With the help of Joe Wicks, Oti Mabuse and many other celebrities, suddenly schools were realising that children learning through a screen was doable with many subjects, but what the children really needed was to step away from the screen. They needed to breathe in fresh air and experience all the lovely benefits on the body that exercise has to offer. Suddenly physical activity lessons became a priority in the curriculum, this was more than just PE lessons or Games lessons, this was an outlet, it was needed for children, it was a lifeline in lockdown.
I recently watched a Ted Talk (The brain-changing benefits of exercise) about how exercise has a direct link to the brain. The science is there, it is fascinating that exercise can affect mood, energy, self-esteem, social interaction, concentration, confidence, appetite and has been known to lower anxiety levels and help with depression. Wendy Suzuki (Professor of Neuroscience) found that it can affect overall performance in school and work and can also promote positive mental wellbeing. If you have some time, I recommend watching it. I included it in our Year 7 and 8 Health and Wellbeing module, and the pupil response was that of motivation and enthusiasm.
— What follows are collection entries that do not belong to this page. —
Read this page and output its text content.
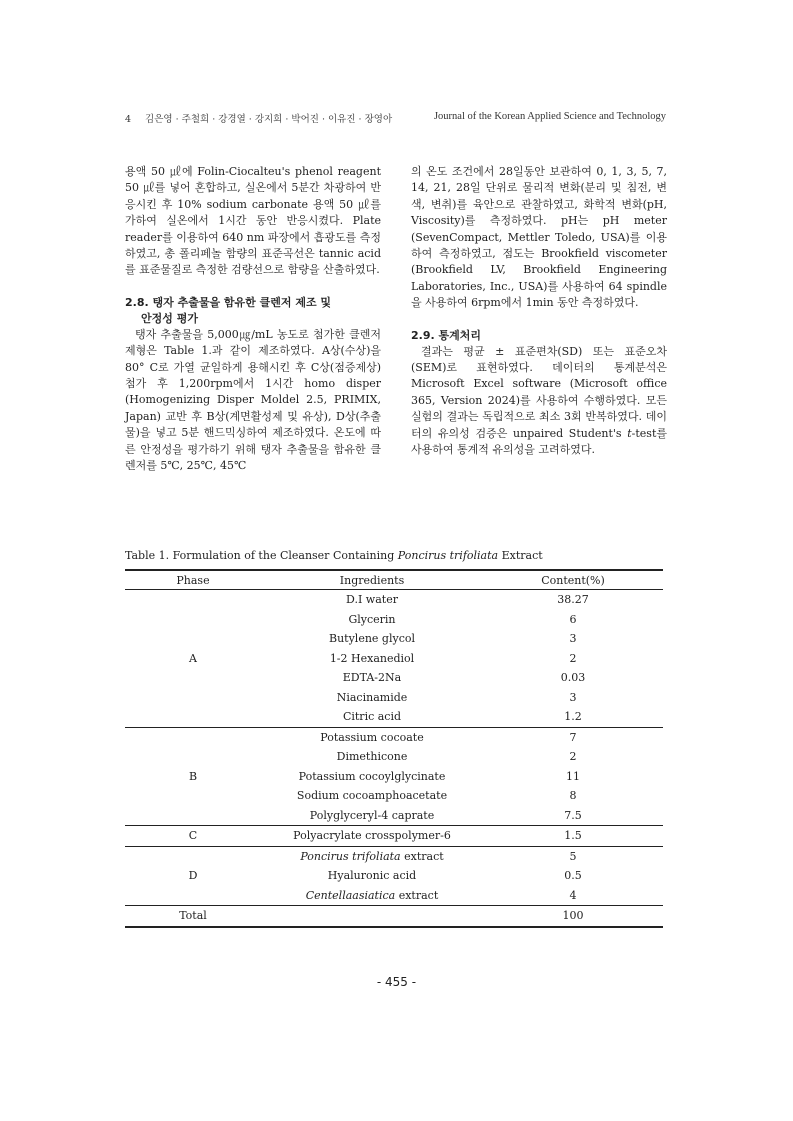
4 김은영 · 주철희 · 강경열 · 강지희 · 박어진 · 이유진 · 장영아	Journal of the Korean Applied Science and Technology

용액 50 ㎕에 Folin-Ciocalteu's phenol reagent 50 ㎕를 넣어 혼합하고, 실온에서 5분간 차광하여 반응시킨 후 10% sodium carbonate 용액 50 ㎕를 가하여 실온에서 1시간 동안 반응시켰다. Plate reader를 이용하여 640 nm 파장에서 흡광도를 측정하였고, 총 폴리페놀 함량의 표준곡선은 tannic acid를 표준물질로 측정한 검량선으로 함량을 산출하였다.

2.8. 탱자 추출물을 함유한 클렌저 제조 및
안정성 평가

탱자 추출물을 5,000㎍/mL 농도로 첨가한 클렌저 제형은 Table 1.과 같이 제조하였다. A상(수상)을 80° C로 가열 균일하게 용해시킨 후 C상(점증제상) 첨가 후 1,200rpm에서 1시간 homo disper (Homogenizing Disper Moldel 2.5, PRIMIX, Japan) 교반 후 B상(계면활성제 및 유상), D상(추출물)을 넣고 5분 핸드믹싱하여 제조하였다. 온도에 따른 안정성을 평가하기 위해 탱자 추출물을 함유한 클렌저를 5℃, 25℃, 45℃

의 온도 조건에서 28일동안 보관하여 0, 1, 3, 5, 7, 14, 21, 28일 단위로 물리적 변화(분리 및 침전, 변색, 변취)를 육안으로 관찰하였고, 화학적 변화(pH, Viscosity)를 측정하였다. pH는 pH meter (SevenCompact, Mettler Toledo, USA)를 이용하여 측정하였고, 점도는 Brookfield viscometer (Brookfield LV, Brookfield Engineering Laboratories, Inc., USA)를 사용하여 64 spindle을 사용하여 6rpm에서 1min 동안 측정하였다.

2.9. 통계처리

결과는 평균 ± 표준편차(SD) 또는 표준오차(SEM)로 표현하였다. 데이터의 통계분석은 Microsoft Excel software (Microsoft office 365, Version 2024)를 사용하여 수행하였다. 모든 실험의 결과는 독립적으로 최소 3회 반복하였다. 데이터의 유의성 검증은 unpaired Student's t-test를 사용하여 통계적 유의성을 고려하였다.

Table 1. Formulation of the Cleanser Containing Poncirus trifoliata Extract
Phase	Ingredients	Content(%)
A	D.I water	38.27
	Glycerin	6
	Butylene glycol	3
	1-2 Hexanediol	2
	EDTA-2Na	0.03
	Niacinamide	3
	Citric acid	1.2
B	Potassium cocoate	7
	Dimethicone	2
	Potassium cocoylglycinate	11
	Sodium cocoamphoacetate	8
	Polyglyceryl-4 caprate	7.5
C	Polyacrylate crosspolymer-6	1.5
D	Poncirus trifoliata extract	5
	Hyaluronic acid	0.5
	Centellaasiatica extract	4
Total		100
- 455 -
We have now returned to school site to continue our learning journey, but what is the bigger picture with physical activity in schools? A pandemic has made us review our curriculum, what we offer, and how we can make it even more effective and wholesome for our pupils. The future of sport as a whole is exciting, and I believe new ways of thinking have been developed. More creativity and freedom within the curriculum, to really create something special and paramount.
It has been lovely to see more people than ever out running, walking and cycling. The last year has allowed people to step out of their comfort zones and try something new. Some may have tried online fitness classes, dance classes or challenged themselves to a couch to 5k. The point is that we were given the opportunity, given the time, to experience something different, to realise that it makes us feel better. We could build a passion for exercise and embrace how it becomes a habit. This is what we strive for at ECS, to instil in our pupils, a passion for being active. When their journey at ECS comes to an end, we want their overall experience to have enhanced a love for sport and a habit for a lifetime. Sport for all, sport for life.